North Vancouver, B.C., senior mortgage broker Karen Gibbard, founder of Gibbard Group Financial, says she can’t stress enough the importance of realistically examining all the numbers. When people are looking at options involved in selling their existing home and upgrading to a new one, her team goes through a three-step calculation that lays out all the various costs associated with selling and buying properties so that there are no surprises.

The process starts with establishing a realistic sale price of a person’s existing home.

“Ideally, clients should have a professional give them an estimated sale price so we have a solid starting point to run a thorough calculation of the costs of selling their home,” Ms. Gibbard says. “The estimated costs considered in this first set of calculations are the early payout penalty on their existing mortgage, realtor fees with GST, and legal fees.”

The second step looks at the costs associated with the purchase of a new home. Ms. Gibbard says people should generally budget approximately 2 per cent of the purchase price to cover closing costs, including property transfer taxes, legal fees, appraisal costs, title insurance and moving expenses.

“Step one establishes the net proceeds out of the sale of the home,” she says. “Step two establishes the costs associated with buying, and this amount needs to be subtracted from step one to give the client a solid number that they can use toward the down payment on a new home.

“Now that a realistic amount for a down payment is established, we can work through options for the purchase of a new home, looking at purchase price, mortgage amount, and monthly payments.”

One financial consideration that seems to catch people off-guard is the need to have a deposit for the new home at the ready, she says.

“Usually clients have all of their equity in their home and coming up with a 5-per-cent deposit on a new home can be difficult and stressful at the last minute,” Ms. Gibbard says. “With guidance, clients can have this deposit arranged beforehand, and it removes that step out of the flurry of activity required right at the time of selling and buying.”

There are other factors to consider when upgrading – including the eventual need to scale down.

“Most upgrades are followed by some downsizing later on,” Ms. Knoblach notes. “So at first the family needs more space for the noisy teenagers. But once the teenagers have moved out, they may have too much space. It’s good to plan an upgrade with this in mind. Could I convert the basement into a separate suite that I can rent out once the kids have left the home? A bit of preplanning can be very helpful to always have a home that fits our stage in life.”

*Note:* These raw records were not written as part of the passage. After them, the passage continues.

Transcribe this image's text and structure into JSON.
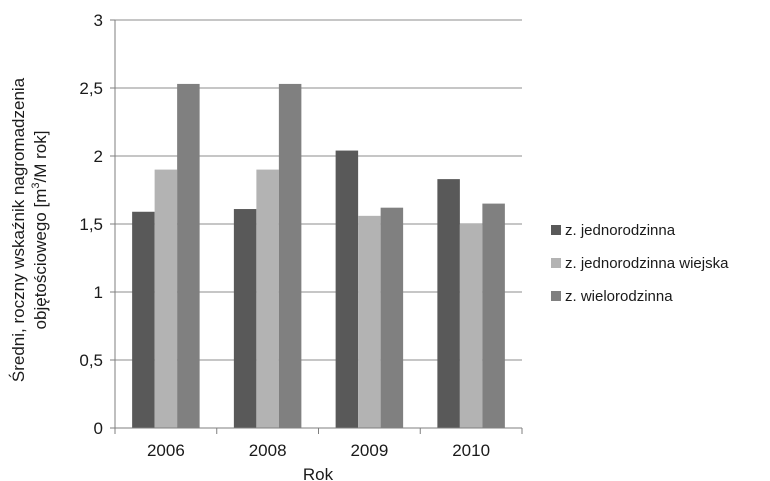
{
  "chart_data": {
    "type": "bar",
    "categories": [
      "2006",
      "2008",
      "2009",
      "2010"
    ],
    "series": [
      {
        "name": "z. jednorodzinna",
        "color": "#595959",
        "values": [
          1.59,
          1.61,
          2.04,
          1.83
        ]
      },
      {
        "name": "z. jednorodzinna wiejska",
        "color": "#b3b3b3",
        "values": [
          1.9,
          1.9,
          1.56,
          1.5
        ]
      },
      {
        "name": "z. wielorodzinna",
        "color": "#808080",
        "values": [
          2.53,
          2.53,
          1.62,
          1.65
        ]
      }
    ],
    "xlabel": "Rok",
    "ylabel_line1": "Średni, roczny wskaźnik nagromadzenia",
    "ylabel_line2_prefix": "objętościowego [m",
    "ylabel_line2_sup": "3",
    "ylabel_line2_suffix": "/M rok]",
    "ylim": [
      0,
      3
    ],
    "yticks": [
      0,
      0.5,
      1,
      1.5,
      2,
      2.5,
      3
    ],
    "ytick_labels": [
      "0",
      "0,5",
      "1",
      "1,5",
      "2",
      "2,5",
      "3"
    ],
    "grid": true,
    "legend_position": "right"
  }
}
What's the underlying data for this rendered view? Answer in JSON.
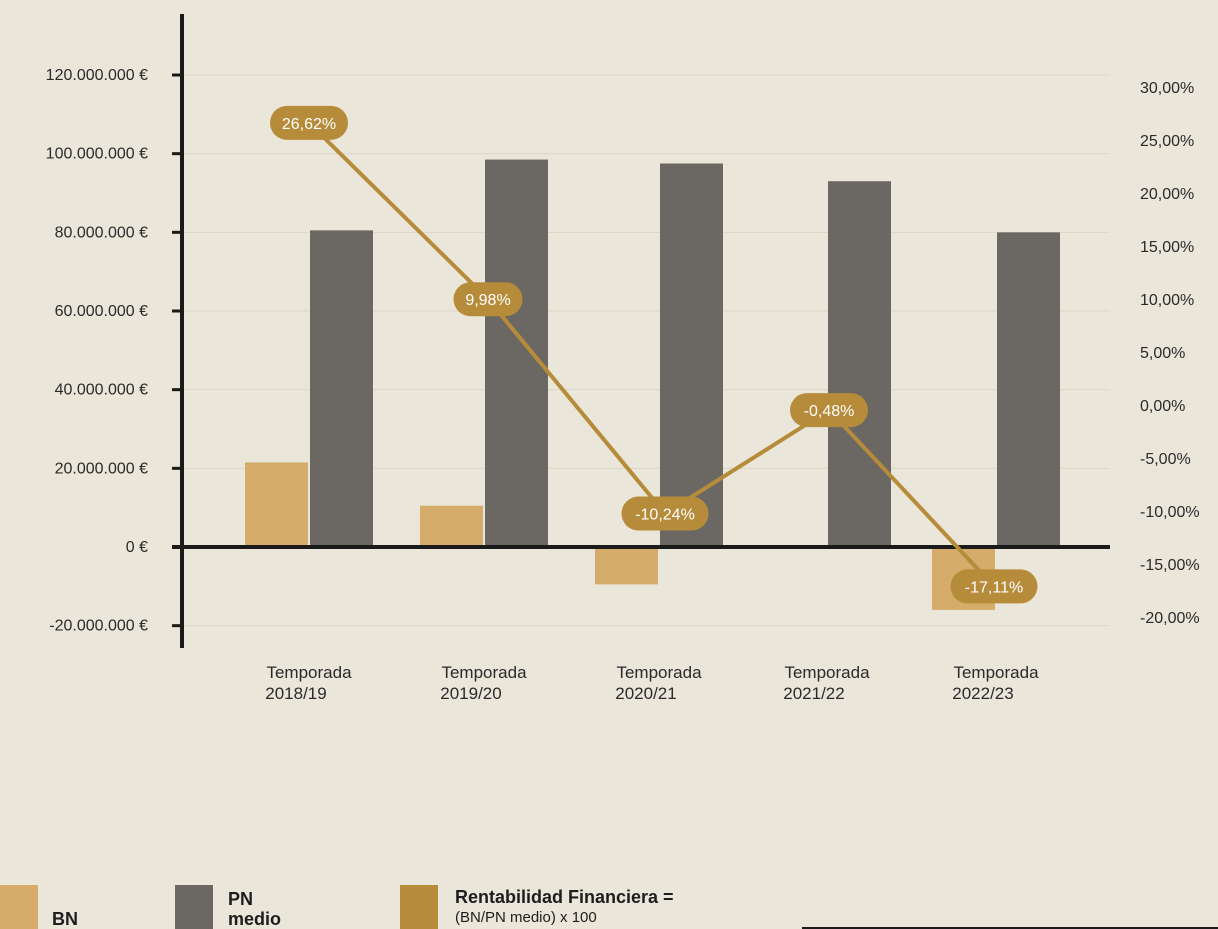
{
  "colors": {
    "bn": "#d6ac6a",
    "pn": "#6b6863",
    "line": "#b68c3b",
    "pill": "#b68c3b",
    "axis": "#1a1a1a",
    "grid": "#ddd6c6"
  },
  "chart_data": {
    "type": "bar",
    "title": "",
    "categories": [
      "Temporada\n2018/19",
      "Temporada\n2019/20",
      "Temporada\n2020/21",
      "Temporada\n2021/22",
      "Temporada\n2022/23"
    ],
    "series": [
      {
        "name": "BN",
        "axis": "left",
        "values": [
          21500000,
          10500000,
          -9500000,
          0,
          -16000000
        ]
      },
      {
        "name": "PN medio",
        "axis": "left",
        "values": [
          80500000,
          98500000,
          97500000,
          93000000,
          80000000
        ]
      },
      {
        "name": "Rentabilidad Financiera",
        "axis": "right",
        "kind": "line",
        "values": [
          26.62,
          9.98,
          -10.24,
          -0.48,
          -17.11
        ],
        "labels": [
          "26,62%",
          "9,98%",
          "-10,24%",
          "-0,48%",
          "-17,11%"
        ]
      }
    ],
    "y_left": {
      "min": -20000000,
      "max": 120000000,
      "step": 20000000,
      "tick_labels": [
        "-20.000.000 €",
        "0 €",
        "20.000.000 €",
        "40.000.000 €",
        "60.000.000 €",
        "80.000.000 €",
        "100.000.000 €",
        "120.000.000 €"
      ]
    },
    "y_right": {
      "min": -20,
      "max": 30,
      "step": 5,
      "tick_labels": [
        "-20,00%",
        "-15,00%",
        "-10,00%",
        "-5,00%",
        "0,00%",
        "5,00%",
        "10,00%",
        "15,00%",
        "20,00%",
        "25,00%",
        "30,00%"
      ]
    },
    "grid": true
  },
  "legend": {
    "bn_label": "BN",
    "pn_label": "PN\nmedio",
    "rf_label": "Rentabilidad Financiera =",
    "rf_formula": "(BN/PN medio) x 100"
  }
}
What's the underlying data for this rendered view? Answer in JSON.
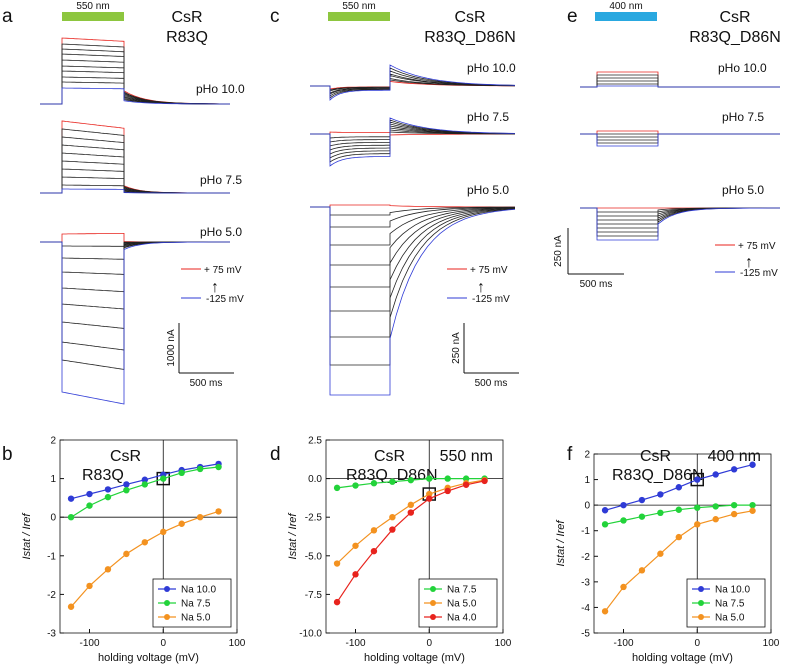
{
  "colors": {
    "green_bar": "#8dc63f",
    "blue_bar": "#29a8e0",
    "red": "#e8231d",
    "blue": "#2f3bd6",
    "green": "#22d33a",
    "orange": "#f39220",
    "black": "#111111"
  },
  "panels": {
    "a": {
      "letter": "a",
      "light": "550 nm",
      "title1": "CsR",
      "title2": "R83Q",
      "ph_labels": [
        "pHo 10.0",
        "pHo 7.5",
        "pHo 5.0"
      ],
      "legend_top": "+ 75 mV",
      "legend_bottom": "-125 mV",
      "scale_y": "1000 nA",
      "scale_x": "500 ms"
    },
    "c": {
      "letter": "c",
      "light": "550 nm",
      "title1": "CsR",
      "title2": "R83Q_D86N",
      "ph_labels": [
        "pHo 10.0",
        "pHo 7.5",
        "pHo 5.0"
      ],
      "legend_top": "+ 75 mV",
      "legend_bottom": "-125 mV",
      "scale_y": "250 nA",
      "scale_x": "500 ms"
    },
    "e": {
      "letter": "e",
      "light": "400 nm",
      "title1": "CsR",
      "title2": "R83Q_D86N",
      "ph_labels": [
        "pHo 10.0",
        "pHo 7.5",
        "pHo 5.0"
      ],
      "legend_top": "+ 75 mV",
      "legend_bottom": "-125 mV",
      "scale_y": "250 nA",
      "scale_x": "500 ms"
    }
  },
  "chart_data": [
    {
      "panel": "b",
      "type": "line",
      "title": "CsR R83Q",
      "xlabel": "holding voltage (mV)",
      "ylabel": "Istat / Iref",
      "xlim": [
        -140,
        100
      ],
      "ylim": [
        -3,
        2
      ],
      "xticks": [
        -100,
        0,
        100
      ],
      "yticks": [
        -3,
        -2,
        -1,
        0,
        1,
        2
      ],
      "legend": "bottom-right",
      "series": [
        {
          "name": "Na 10.0",
          "color": "blue",
          "x": [
            -125,
            -100,
            -75,
            -50,
            -25,
            0,
            25,
            50,
            75
          ],
          "y": [
            0.48,
            0.6,
            0.72,
            0.85,
            0.97,
            1.1,
            1.22,
            1.3,
            1.38
          ]
        },
        {
          "name": "Na 7.5",
          "color": "green",
          "x": [
            -125,
            -100,
            -75,
            -50,
            -25,
            0,
            25,
            50,
            75
          ],
          "y": [
            0.0,
            0.3,
            0.52,
            0.7,
            0.85,
            1.0,
            1.15,
            1.25,
            1.3
          ]
        },
        {
          "name": "Na 5.0",
          "color": "orange",
          "x": [
            -125,
            -100,
            -75,
            -50,
            -25,
            0,
            25,
            50,
            75
          ],
          "y": [
            -2.32,
            -1.78,
            -1.35,
            -0.95,
            -0.65,
            -0.38,
            -0.17,
            0.0,
            0.15
          ]
        }
      ]
    },
    {
      "panel": "d",
      "type": "line",
      "title": "CsR R83Q_D86N",
      "subtitle": "550 nm",
      "xlabel": "holding voltage (mV)",
      "ylabel": "Istat / Iref",
      "xlim": [
        -140,
        100
      ],
      "ylim": [
        -10,
        2.5
      ],
      "xticks": [
        -100,
        0,
        100
      ],
      "yticks": [
        -10.0,
        -7.5,
        -5.0,
        -2.5,
        0.0,
        2.5
      ],
      "legend": "bottom-right",
      "series": [
        {
          "name": "Na 7.5",
          "color": "green",
          "x": [
            -125,
            -100,
            -75,
            -50,
            -25,
            0,
            25,
            50,
            75
          ],
          "y": [
            -0.6,
            -0.45,
            -0.3,
            -0.2,
            -0.1,
            0.0,
            0.0,
            0.0,
            0.0
          ]
        },
        {
          "name": "Na 5.0",
          "color": "orange",
          "x": [
            -125,
            -100,
            -75,
            -50,
            -25,
            0,
            25,
            50,
            75
          ],
          "y": [
            -5.5,
            -4.35,
            -3.35,
            -2.5,
            -1.7,
            -1.0,
            -0.6,
            -0.3,
            -0.1
          ]
        },
        {
          "name": "Na 4.0",
          "color": "red",
          "x": [
            -125,
            -100,
            -75,
            -50,
            -25,
            0,
            25,
            50,
            75
          ],
          "y": [
            -8.0,
            -6.2,
            -4.7,
            -3.3,
            -2.2,
            -1.3,
            -0.8,
            -0.4,
            -0.15
          ]
        }
      ]
    },
    {
      "panel": "f",
      "type": "line",
      "title": "CsR R83Q_D86N",
      "subtitle": "400 nm",
      "xlabel": "holding voltage (mV)",
      "ylabel": "Istat / Iref",
      "xlim": [
        -140,
        100
      ],
      "ylim": [
        -5,
        2
      ],
      "xticks": [
        -100,
        0,
        100
      ],
      "yticks": [
        -5,
        -4,
        -3,
        -2,
        -1,
        0,
        1,
        2
      ],
      "legend": "bottom-right",
      "series": [
        {
          "name": "Na 10.0",
          "color": "blue",
          "x": [
            -125,
            -100,
            -75,
            -50,
            -25,
            0,
            25,
            50,
            75
          ],
          "y": [
            -0.2,
            0.0,
            0.2,
            0.42,
            0.7,
            1.0,
            1.2,
            1.4,
            1.58
          ]
        },
        {
          "name": "Na 7.5",
          "color": "green",
          "x": [
            -125,
            -100,
            -75,
            -50,
            -25,
            0,
            25,
            50,
            75
          ],
          "y": [
            -0.75,
            -0.6,
            -0.45,
            -0.3,
            -0.18,
            -0.1,
            -0.05,
            0.0,
            0.0
          ]
        },
        {
          "name": "Na 5.0",
          "color": "orange",
          "x": [
            -125,
            -100,
            -75,
            -50,
            -25,
            0,
            25,
            50,
            75
          ],
          "y": [
            -4.15,
            -3.2,
            -2.55,
            -1.9,
            -1.25,
            -0.75,
            -0.55,
            -0.35,
            -0.22
          ]
        }
      ]
    }
  ]
}
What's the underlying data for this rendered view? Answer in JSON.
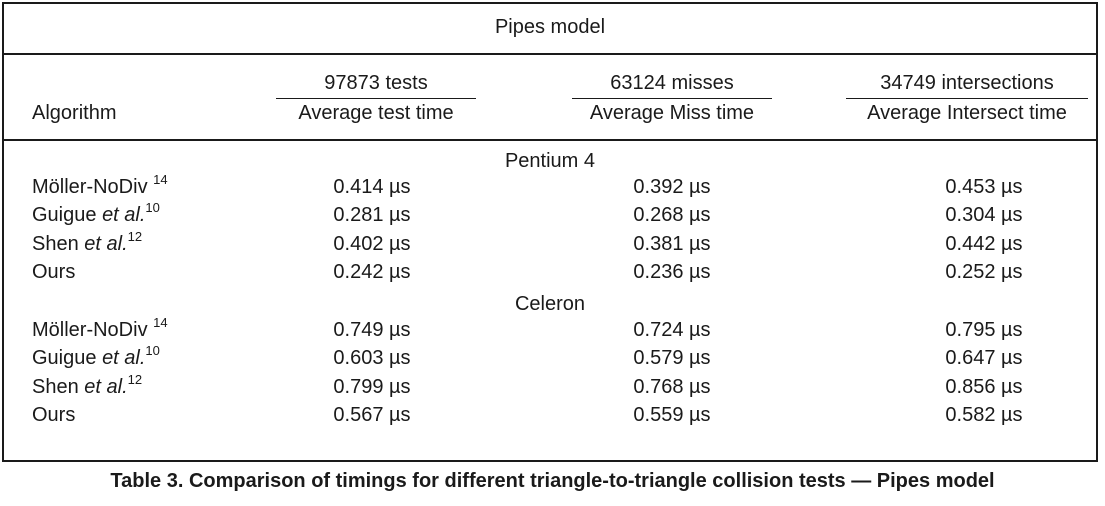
{
  "table": {
    "title": "Pipes model",
    "columns": [
      {
        "top": "97873 tests",
        "bottom": "Average test time"
      },
      {
        "top": "63124 misses",
        "bottom": "Average Miss time"
      },
      {
        "top": "34749 intersections",
        "bottom": "Average Intersect time"
      }
    ],
    "algorithm_header": "Algorithm",
    "sections": [
      {
        "label": "Pentium 4",
        "rows": [
          {
            "name": "Möller-NoDiv",
            "etal": "",
            "ref": "14",
            "values": [
              "0.414 µs",
              "0.392 µs",
              "0.453 µs"
            ]
          },
          {
            "name": "Guigue",
            "etal": "et al.",
            "ref": "10",
            "values": [
              "0.281 µs",
              "0.268 µs",
              "0.304 µs"
            ]
          },
          {
            "name": "Shen",
            "etal": "et al.",
            "ref": "12",
            "values": [
              "0.402 µs",
              "0.381 µs",
              "0.442 µs"
            ]
          },
          {
            "name": "Ours",
            "etal": "",
            "ref": "",
            "values": [
              "0.242 µs",
              "0.236 µs",
              "0.252 µs"
            ]
          }
        ]
      },
      {
        "label": "Celeron",
        "rows": [
          {
            "name": "Möller-NoDiv",
            "etal": "",
            "ref": "14",
            "values": [
              "0.749 µs",
              "0.724 µs",
              "0.795 µs"
            ]
          },
          {
            "name": "Guigue",
            "etal": "et al.",
            "ref": "10",
            "values": [
              "0.603 µs",
              "0.579 µs",
              "0.647 µs"
            ]
          },
          {
            "name": "Shen",
            "etal": "et al.",
            "ref": "12",
            "values": [
              "0.799 µs",
              "0.768 µs",
              "0.856 µs"
            ]
          },
          {
            "name": "Ours",
            "etal": "",
            "ref": "",
            "values": [
              "0.567 µs",
              "0.559 µs",
              "0.582 µs"
            ]
          }
        ]
      }
    ]
  },
  "caption": "Table 3.  Comparison of timings for different triangle-to-triangle collision tests — Pipes model"
}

While it’s understandable to want a comfortable place, Ms. Knoblach says that being stressed about mortgage payments isn’t necessarily worth the extra space.

“If your house ends up owning you, you have overdone it,” she says. “A house is just one component of our lives and we should not sacrifice everything else just to own a trophy.

“I deal with a fair number of clients who do not stay put in one particular property but are consistently house hunting and wanting to upgrade,” she adds. “I try to convince these people that they end up making everybody else in the real-estate industry rich, but not themselves.”